だるまさんがころんだ(3)生命線、破損
祖父母の家から自宅に戻り、まず、楓太郎は宗に電話してみた。
「あ、宗。久しぶり。元気?」
「?ああ。久しぶりの静岡はどうだった。ゆっくりできたのか」
水無瀬宗、同じ心霊研究部の1年生だ。写真を撮ると高確率で心霊写真になるという体質で、霊除けの札を使う事で、普通の写真を撮れるようになった。ガタイが良くて、頼もしい、心優しい同級生である。
「うん。でも、何か、足音が付いて来て……」
「は?」
楓太郎は宗に、だるまさんがころんだをしてからの異変を語る事になった。
「それ、先輩に相談した方がいいぞ」
「でも、今、進路相談の三者面談だよね。悪いよ」
「楓太郎、お前なあ」
「大丈夫だよ。多分、足音が何かに反響しただけだし。宗も変な事言ってごめん。
じゃあ、また。新学期、お土産持って行くね。おやすみ」
楓太郎は電話を切って、はあ、と我知らず溜め息をついた。
別に大した用は無い。
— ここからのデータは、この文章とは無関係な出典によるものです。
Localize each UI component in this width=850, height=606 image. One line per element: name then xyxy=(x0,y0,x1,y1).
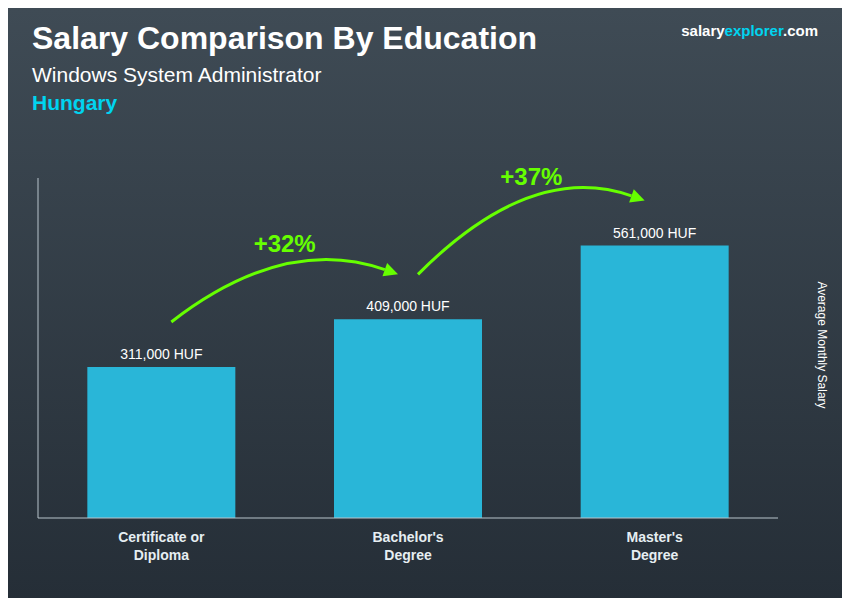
svg-text:Certificate orDiploma: Certificate orDiploma xyxy=(118,529,205,563)
svg-text:Bachelor'sDegree: Bachelor'sDegree xyxy=(372,529,443,563)
html-text:Salary Comparison By Education: Salary Comparison By Education xyxy=(32,20,537,56)
svg-text:+32%: +32% xyxy=(254,230,316,257)
svg-text:+37%: +37% xyxy=(500,163,562,190)
svg-text:311,000 HUF: 311,000 HUF xyxy=(120,346,202,362)
html-text:Average Monthly Salary: Average Monthly Salary xyxy=(815,281,829,409)
html-text:salary explorer.com: salary explorer.com xyxy=(681,22,818,39)
html-text:Windows System Administrator: Windows System Administrator xyxy=(32,63,322,86)
svg-text:Master'sDegree: Master'sDegree xyxy=(627,529,683,563)
svg-text:409,000 HUF: 409,000 HUF xyxy=(366,298,449,314)
svg-text:561,000 HUF: 561,000 HUF xyxy=(613,225,696,241)
html-text:Hungary: Hungary xyxy=(32,91,118,114)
でも、足音の確認の為に、楓太郎は夜、コンビニへ向かった。
ひた、ひた、ひた。
静岡から、付いて来てしまったらしい。
「どうしよう」
ひた。
もう、怖くて歩きたくない。足音は更に大きく、衣服の衣擦れの音まで聞こえそうなほどに近い。
すた、すた……すたすたすた。
ひた、ひた……ひたひたひた。
「ひええええっ」
もう、パニック寸前だ。
歩いてはならないとばかりに、その場に止まって泣きそうになっている。つま先でちょこちょこと進んでみたりもしてみた。
しかし、足音の主は付いて来るし、楓太郎が「何してるの、この子」という目で見られただけだった。
「相談するべきだったなあ。今からでも」
スマホを取り出してかけようとしたが、突然、画面がひび割れて、電源が落ちた。
「うそおおおお!!」
楓太郎は、完全にパニックになった。